Selection and its results can be adequately studied only in those cases which admit of statistical tabulation. In any race of animals, the number of young produced in a season is almost always greater than the number which survives to attain maturity; it is not certain that every one of those which become mature will breed, and not all of those which breed contribute an equal number of offspring to the next generation. At every stage some individuals are prevented from contributing to the next generation, and if the continual process of elimination affects individuals possessing any one character more strongly than it affects others, so that a relation is established between individual character and the chance of producing a certain number of young, selection is said to occur.

We may distinguish broadly two ways by which such selective elimination of individuals from the number of those who contribute to the next generation may occur, viz. a differential destruction, which prevents certain classes of individuals from breeding by killing them, and a series of processes leading to differential fertility among the survivors, without necessarily involving any differential death-rate. A third form of selection, which may affect the composition of the next generation without of necessity involving a differential death-rate or a differential fertility, is assortative mating, or the tendency of those members of one sex which exhibit a particular character to mate only with members of the other sex which exhibit the same or some other definite character.

Differential fertility may be induced in either of two ways. Individuals may not be able to pair unless they possess a character which is absent, or insufficiently developed, in some members of the race. The kind of selection involved may then be measured by comparing those animals which pair with the general body of adults. This is what Darwin especially intended to denote by the term “sexual selection.” Or, again, individuals of certain character may be able to pair, but the fertility of their union may not be the same as that of unions between individuals with other characters.
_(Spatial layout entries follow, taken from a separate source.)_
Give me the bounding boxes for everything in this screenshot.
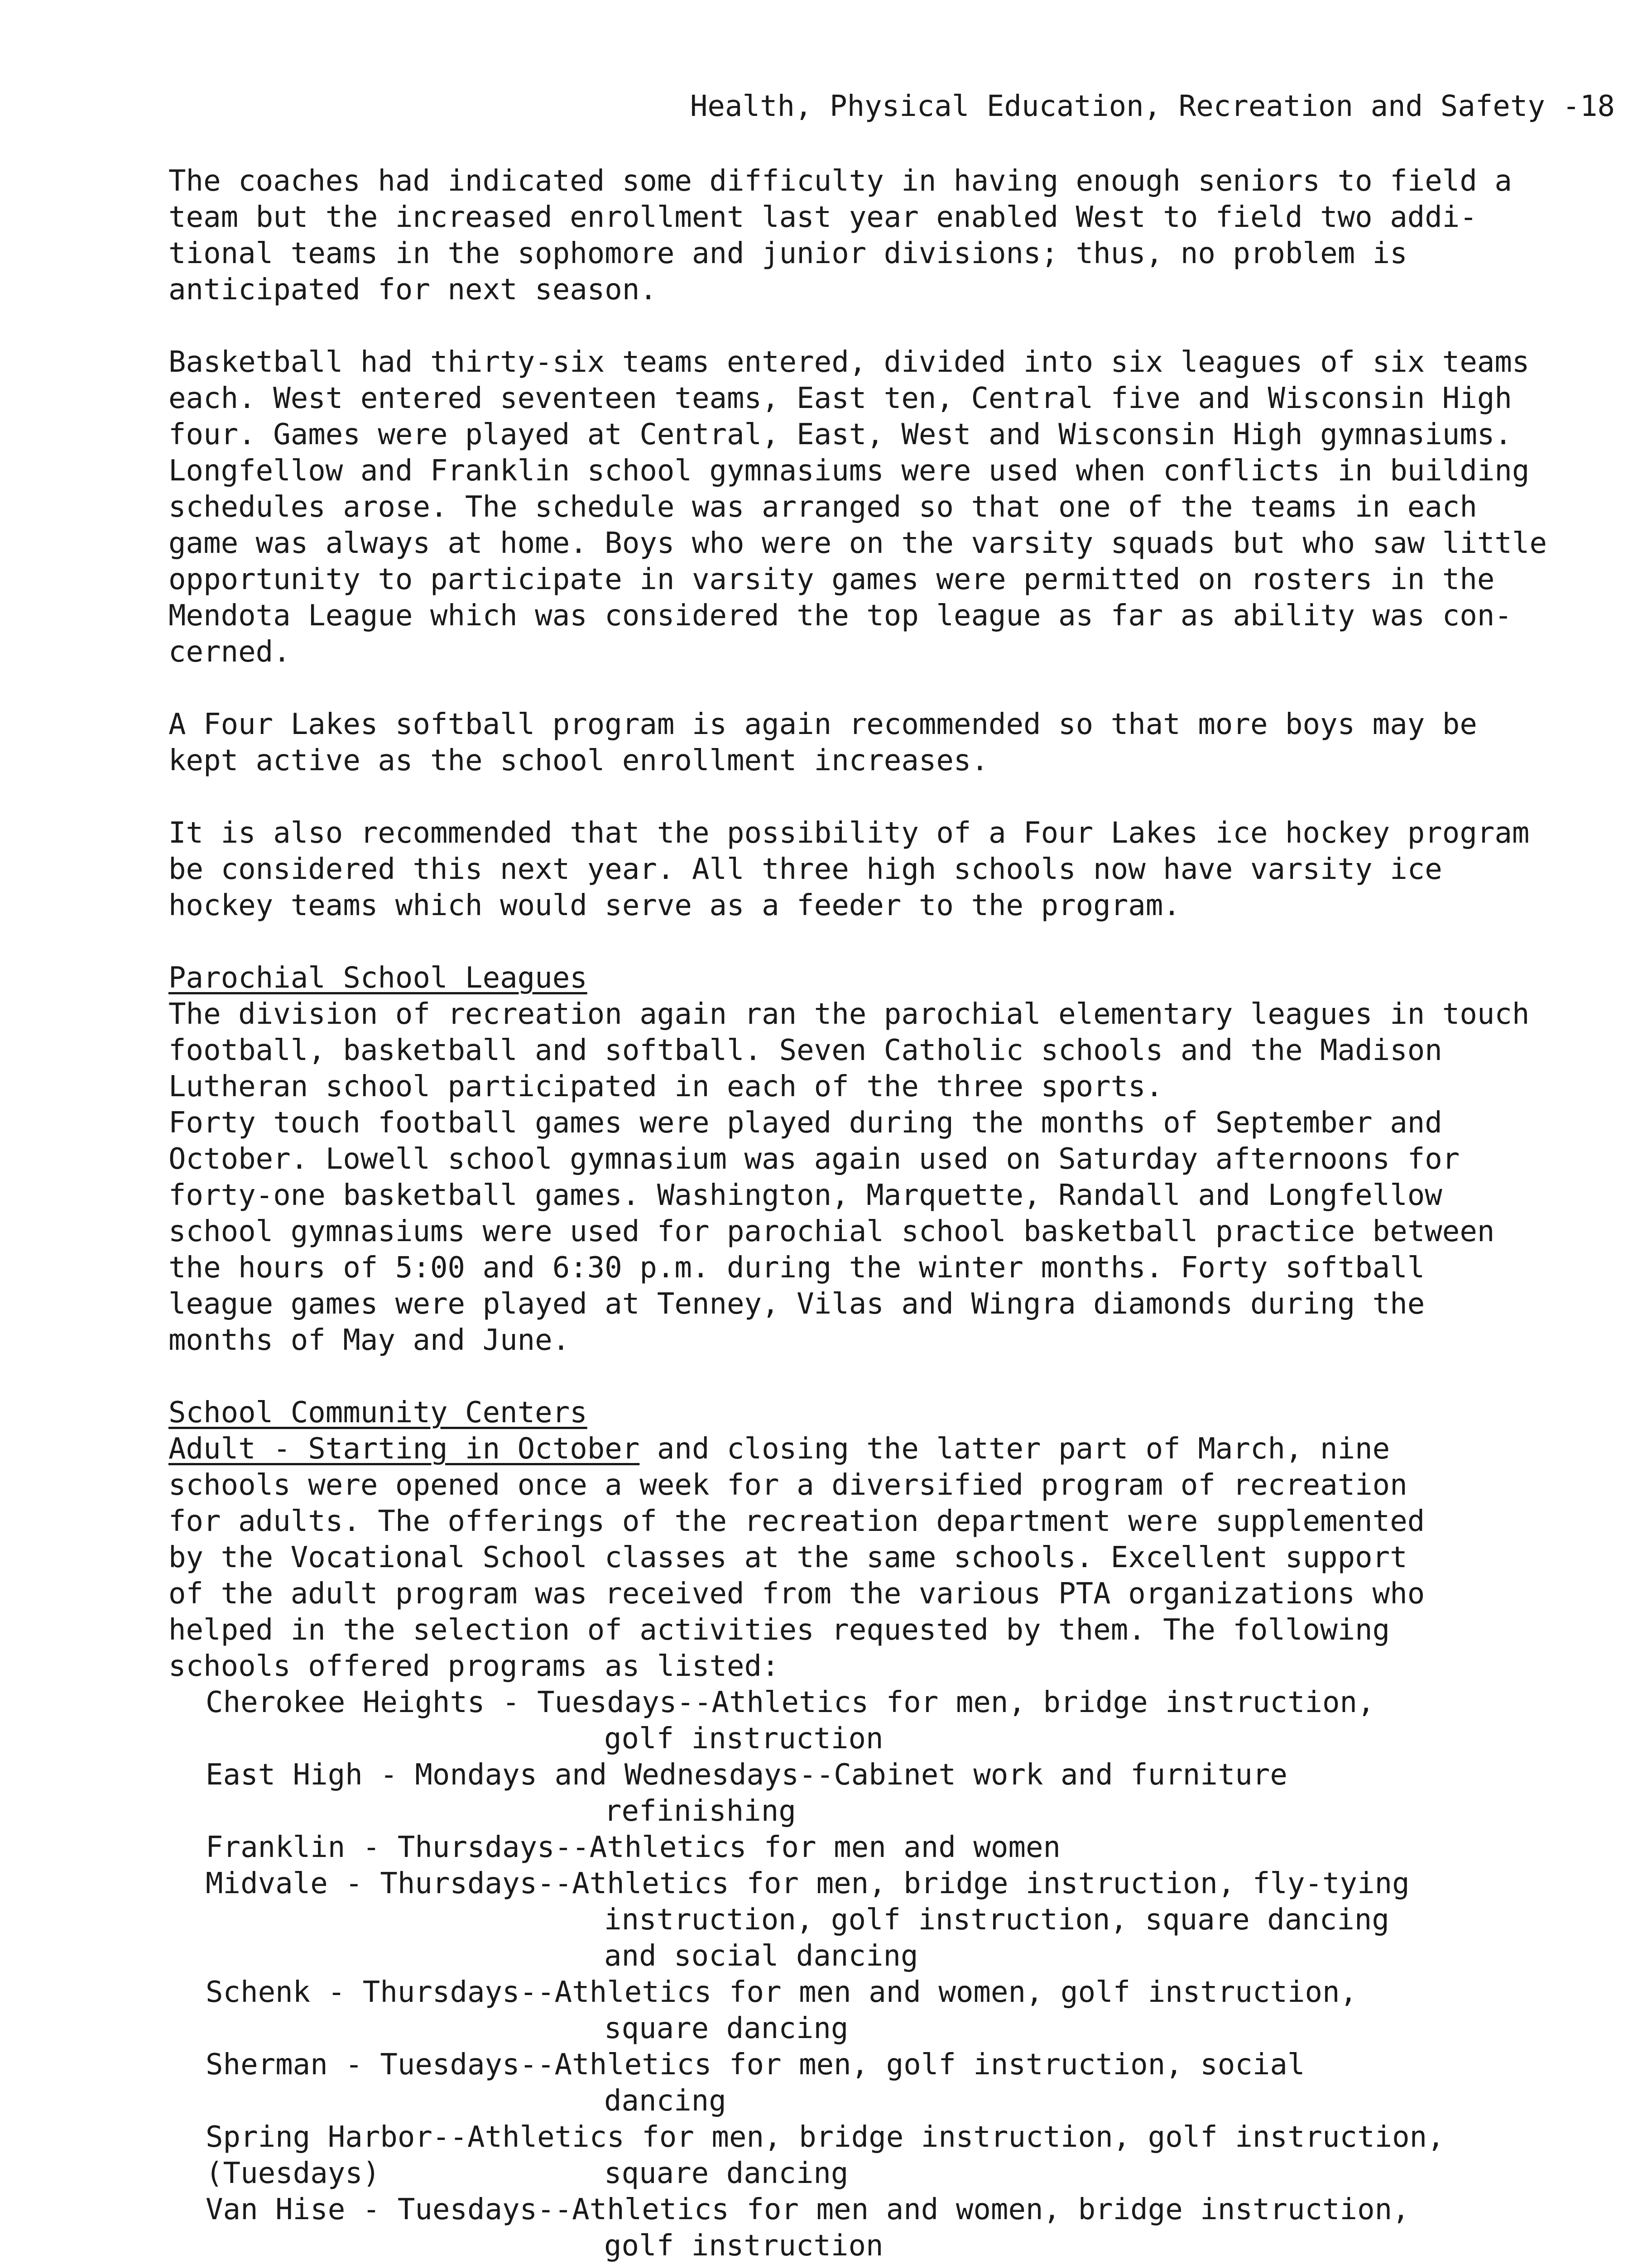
page-content bbox=[168, 163, 1618, 2264]
section-title-community: School Community Centers bbox=[168, 1396, 587, 1429]
paragraph-coaches: The coaches had indicated some difficulty in having enough seniors to field a team but the increased enrollment last year enabled West to field two addi- tional teams in the sophomore and junior divisions; thus, no problem is anticipated for next season. bbox=[168, 164, 1512, 307]
header-title: Health, Physical Education, Recreation and Safety bbox=[690, 90, 1545, 123]
page-number: -18 bbox=[1562, 90, 1615, 123]
schedule-entry bbox=[206, 1684, 1618, 1757]
schedule-entry bbox=[206, 1757, 1618, 1829]
schedule-line: Schenk - Thursdays--Athletics for men and women, golf instruction, bbox=[206, 1976, 1358, 2009]
schedule-continuation: square dancing bbox=[604, 2012, 849, 2045]
schedule-day-label: (Tuesdays) bbox=[206, 2157, 380, 2190]
section-body-community bbox=[168, 1431, 1618, 1684]
adult-body: and closing the latter part of March, nine schools were opened once a week for a diversified program of recreation for adults. The offerings of the recreation department were supplemented by the Vocational School classes at the same schools. Excellent support of the adult program was received from the various PTA organizations who helped in the selection of activities requested by them. The following schools offered programs as listed: bbox=[168, 1432, 1425, 1683]
schedule-continuation: instruction, golf instruction, square dancing and social dancing bbox=[604, 1903, 1389, 1973]
adult-lead: Adult - Starting in October bbox=[168, 1432, 640, 1466]
page-header bbox=[690, 88, 1615, 125]
schedule-row bbox=[206, 2155, 1618, 2192]
schedule-continuation: square dancing bbox=[604, 2157, 849, 2190]
schedule-continuation: dancing bbox=[604, 2084, 726, 2118]
section-community bbox=[168, 1395, 1618, 2264]
paragraph-basketball: Basketball had thirty-six teams entered, divided into six leagues of six teams each. West entered seventeen teams, East ten, Central five and Wisconsin High four. Games were played at Central, East, West and Wisconsin High gymnasiums. Longfellow and Franklin school gymnasiums were used when conflicts in building schedules arose. The schedule was arranged so that one of the teams in each game was always at home. Boys who were on the varsity squads but who saw little opportunity to participate in varsity games were permitted on rosters in the Mendota League which was considered the top league as far as ability was con- cerned. bbox=[168, 345, 1547, 669]
section-title-parochial: Parochial School Leagues bbox=[168, 961, 587, 995]
schedule-line: Franklin - Thursdays--Athletics for men and women bbox=[206, 1831, 1061, 1864]
schedule-line: Van Hise - Tuesdays--Athletics for men and women, bridge instruction, bbox=[206, 2193, 1410, 2226]
schedule-entry bbox=[206, 2192, 1618, 2264]
schedule-entry bbox=[206, 1829, 1618, 1866]
schedule-line: Cherokee Heights - Tuesdays--Athletics for men, bridge instruction, bbox=[206, 1686, 1375, 1719]
schedule-entry bbox=[206, 2047, 1618, 2119]
schedule-entry bbox=[206, 2119, 1618, 2192]
schedule-entry bbox=[206, 1974, 1618, 2047]
schedule-continuation: refinishing bbox=[604, 1794, 796, 1828]
schedule-continuation: golf instruction bbox=[604, 2229, 884, 2263]
paragraph-softball: A Four Lakes softball program is again recommended so that more boys may be kept active as the school enrollment increases. bbox=[168, 708, 1477, 777]
schedule-list bbox=[168, 1684, 1618, 2264]
schedule-continuation: golf instruction bbox=[604, 1722, 884, 1756]
schedule-line: Spring Harbor--Athletics for men, bridge instruction, golf instruction, bbox=[206, 2120, 1445, 2154]
schedule-line: Midvale - Thursdays--Athletics for men, bridge instruction, fly-tying bbox=[206, 1867, 1410, 1900]
schedule-line: Sherman - Tuesdays--Athletics for men, golf instruction, social bbox=[206, 2048, 1305, 2082]
paragraph-ice-hockey: It is also recommended that the possibility of a Four Lakes ice hockey program be considered this next year. All three high schools now have varsity ice hockey teams which would serve as a feeder to the program. bbox=[168, 816, 1530, 922]
schedule-entry bbox=[206, 1866, 1618, 1974]
section-parochial bbox=[168, 960, 1618, 1358]
section-body-parochial: The division of recreation again ran the parochial elementary leagues in touch football, basketball and softball. Seven Catholic schools and the Madison Lutheran school participated in each of the three sports. Forty touch football games were played during the months of September and October. Lowell school gymnasium was again used on Saturday afternoons for forty-one basketball games. Washington, Marquette, Randall and Longfellow school gymnasiums were used for parochial school basketball practice between the hours of 5:00 and 6:30 p.m. during the winter months. Forty softball league games were played at Tenney, Vilas and Wingra diamonds during the months of May and June. bbox=[168, 998, 1530, 1357]
schedule-line: East High - Mondays and Wednesdays--Cabinet work and furniture bbox=[206, 1758, 1287, 1792]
This kind of selection, called by Pearson “reproductive” or “genetic” selection, may be measured by finding the correlation between the characters of the individuals which pair and the number of young produced. For an attempt to treat the whole problem of differential fertility and assortative mating numerically, see Pearson, The Grammar of Science, 2nd edition, London, 1900.

Assortative mating exists when individuals which mate are not paired at random, but a definite correlation is established between the characters of one mate and those of the other. This kind of selection is measured by the correlation between deviation of either mate from the type, and deviation of the other. Pearson has shown that Galton's function has a value of 0.28 for stature of middle-class Englishmen and their wives.

References.-W. Bateson, Mendel's Principles of Heredity (Cambridge, 1909); E. Clodd, Pioneers of Evolution (London, 1897); E. D. Cope, Origin of the Fittest (London, 1887); C. Darwin, Origin of Species (London), Variation of Plants and Animals (London); E. Darwin, Zoonomia (London, 1794); J. Cossar Ewart, “Variation, Germinal and Environmental,” in Trans. Roy. Dublin Society (1901); P. Geddes, “Variation and Selection,” Ency. Brit. 9th ed.; G. von Herder, Ideen zur Phil. d. Geschichte (1790); R. H. Lock, Recent Progress in the Study of Variation, Heredity and Evolution (London, 1906); T. H. Morgan, “Chance or Purpose in the Origin and Evolution of Adaptation,” Science (New York, 1910), p. 201; H. F. Osborn, From the Greeks to Darwin (New York, 1894); E. B. Poulton, Charles Darwin and the Origin of Species (London, 1909); J. H. Stirling, Darwinianism (London, 1894); Sir W. T. Thiselton-Dyer, “The New Origin of Species,” Nature (1910); H. M. Vernon, Variation in Animals and Plants (London, 1903); H. de Vries, Species and Varieties, their Origin by Mutation (Chicago, 1905); The Mutation Theory (London, 1910); A. Russel Wallace, Darwinism (1889); A. Weismann, The Evolution Theory (London, 1904); W. R. F. Weldon, “Variation and Selection,” Ency. Brit. 10th ed.; Various Authorities in Fifty Years of Darwinism (New York, 1909).